Aşı terslerinin çeşitli kümeler olduğunu söz eden Prof. Dr. Alper Şener, şunları söyledi:
“Aşı terslerinin bir kümesi, bilimsel metodoloji bilen, bahse hakim bireyler. Bunların bir kısmı sıhhat çalışanı. Bunları bilerek ya da bilmeyerek, isteyerek ya da istemeyerek çarpıtıyorlar. Benim görüşüme nazaran bunların bir kısmı bilerek çarpıtıyor.
Zira, ‘aşı olmayın, şu eseri alın’ diyorlar. Bu aslında teknik olarak baktığınızda bir ticari satış taktiği. Bir küme var ki bilhassa dini hassasiyetleri kurcalayarak, aşının içinde bilinmeyen ya da helal olmayan hususlar, eserler var diyerek güya aşılanmadığın vakit İslami ve dini açıdan sıkıntı duruma düşeceksiniz üzere korkuyu tetikliyorlar ve zorluyorlar.

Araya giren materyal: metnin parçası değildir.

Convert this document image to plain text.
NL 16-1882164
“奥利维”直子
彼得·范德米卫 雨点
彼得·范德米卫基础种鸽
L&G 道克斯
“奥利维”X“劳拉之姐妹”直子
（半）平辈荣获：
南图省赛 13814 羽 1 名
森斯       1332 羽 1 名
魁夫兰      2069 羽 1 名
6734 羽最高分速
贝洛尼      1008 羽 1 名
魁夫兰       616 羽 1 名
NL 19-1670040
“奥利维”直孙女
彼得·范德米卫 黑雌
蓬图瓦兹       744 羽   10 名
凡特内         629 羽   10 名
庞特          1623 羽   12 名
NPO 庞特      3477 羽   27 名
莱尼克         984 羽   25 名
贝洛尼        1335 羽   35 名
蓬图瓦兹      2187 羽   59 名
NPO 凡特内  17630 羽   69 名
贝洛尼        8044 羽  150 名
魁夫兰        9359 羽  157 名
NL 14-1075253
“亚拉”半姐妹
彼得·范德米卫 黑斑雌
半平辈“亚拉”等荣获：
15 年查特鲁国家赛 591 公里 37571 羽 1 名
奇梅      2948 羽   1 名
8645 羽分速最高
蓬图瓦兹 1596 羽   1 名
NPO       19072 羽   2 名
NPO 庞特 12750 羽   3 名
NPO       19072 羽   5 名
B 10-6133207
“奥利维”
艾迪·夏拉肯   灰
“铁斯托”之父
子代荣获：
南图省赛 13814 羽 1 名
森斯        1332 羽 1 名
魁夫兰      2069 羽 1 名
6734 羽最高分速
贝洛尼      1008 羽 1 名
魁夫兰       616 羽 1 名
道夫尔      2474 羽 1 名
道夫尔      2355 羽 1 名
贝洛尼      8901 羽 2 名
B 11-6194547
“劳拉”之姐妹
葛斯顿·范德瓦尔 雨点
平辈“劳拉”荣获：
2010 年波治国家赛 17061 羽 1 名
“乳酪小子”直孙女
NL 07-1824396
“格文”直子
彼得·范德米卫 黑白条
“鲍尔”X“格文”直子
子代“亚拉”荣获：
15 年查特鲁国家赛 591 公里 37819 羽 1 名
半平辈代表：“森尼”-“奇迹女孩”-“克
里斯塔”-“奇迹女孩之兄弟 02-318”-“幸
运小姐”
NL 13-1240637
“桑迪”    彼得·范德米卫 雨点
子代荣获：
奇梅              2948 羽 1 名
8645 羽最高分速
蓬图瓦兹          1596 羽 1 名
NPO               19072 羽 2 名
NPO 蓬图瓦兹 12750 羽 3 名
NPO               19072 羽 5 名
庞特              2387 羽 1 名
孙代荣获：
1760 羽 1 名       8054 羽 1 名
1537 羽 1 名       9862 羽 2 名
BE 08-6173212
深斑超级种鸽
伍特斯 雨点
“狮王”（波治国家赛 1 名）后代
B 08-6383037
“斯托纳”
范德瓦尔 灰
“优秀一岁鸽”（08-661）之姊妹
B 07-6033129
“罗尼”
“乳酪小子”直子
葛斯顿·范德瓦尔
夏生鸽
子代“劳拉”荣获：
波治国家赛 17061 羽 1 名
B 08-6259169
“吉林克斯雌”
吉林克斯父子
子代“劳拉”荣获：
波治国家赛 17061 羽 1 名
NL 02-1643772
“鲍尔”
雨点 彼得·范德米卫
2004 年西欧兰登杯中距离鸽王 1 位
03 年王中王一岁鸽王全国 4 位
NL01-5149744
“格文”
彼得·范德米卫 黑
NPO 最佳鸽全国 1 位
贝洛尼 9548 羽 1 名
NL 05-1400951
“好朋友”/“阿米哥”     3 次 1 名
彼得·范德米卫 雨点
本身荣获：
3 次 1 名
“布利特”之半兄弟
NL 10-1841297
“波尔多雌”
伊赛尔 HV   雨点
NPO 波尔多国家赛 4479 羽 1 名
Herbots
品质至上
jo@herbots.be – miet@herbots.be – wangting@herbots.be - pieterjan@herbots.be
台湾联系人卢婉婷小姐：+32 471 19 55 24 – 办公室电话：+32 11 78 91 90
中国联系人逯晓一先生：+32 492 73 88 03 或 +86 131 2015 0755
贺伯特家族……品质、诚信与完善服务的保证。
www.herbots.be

Bu mevzuda çok daha fazla İslam alemi ve bilginin açıklaması var. Hatta aşıyla ilgili helal sertifikası, fetvası verildi.
“AŞILANMAYARAK HARİKA GÜÇ OLDUKLARINI DÜŞÜNÜYORLAR”
Başka tarafta aşı olsa ya da olmasa bile kendisine bir şey olacağını düşünen küme var. Aşı olduğu vakit öleceğini ya da bedenine rastgele bir husus gireceğini, izleneceğini düşünen küme var. Bir öbür küme ise aşılanmaması gerektiğini düşünerek, kendinin muhteşem güç olduğunu düşünüyor. Doğal bağışıklık sisteminin bunlardan kaçmasını sağlayacağını düşünen küme var. Liste aslında çok uzun.
Bunların hepsinin geçerli bir argümanı yok, bilimsel bir data tabanı yok. Vatandaşlarımızın önemli bir kısmı ise bunlara aslında kanarak aşı konusunda tereddüt yaşıyorlar. Bu tereddüttü gidermek lazım. Bu tereddüttü gidermek bizim elimizde.
Aşılar sağlam. Hali hazırda aktifliği gösterilmiş. Bakanlık bunu halihazırda gerekli testlerden geçirerek, vatandaşlarımıza uygulanmasını sağlıyor. Fiyatsız aşılanıyor. Münasebetiyle bu hususta dikkatli olmak ve tereddütten sıyrılmak gerekiyor.”
“AŞININ İÇERİSİNDE AKLA, VİCDANA UYMAYAN HUSUSLAR OLDUĞUNU ARGÜMAN ETTİLER”
Aşı zıtlarına karşı toplumsal medyada uğraş verdiklerini kaydeden Prof. Dr. Şener, kelamlarına şöyle devam etti:
Zira ortaya koydukları argümanların hiçbirisi elle tutulur vaziyette değil. Ne yazık ki o denli de bu türlü de bilimsel argümanları çürüttüğümüzü gözünden kaçıran vatandaşlarımız ister istemez tereddüt yaşıyor. Bu tereddütleri olabildiğince bilimsel datalarla bıkmadan, usanmadan, küsmeden, darılmadan gücenmeden olabildiğince her platformda aktarmamız lazım.”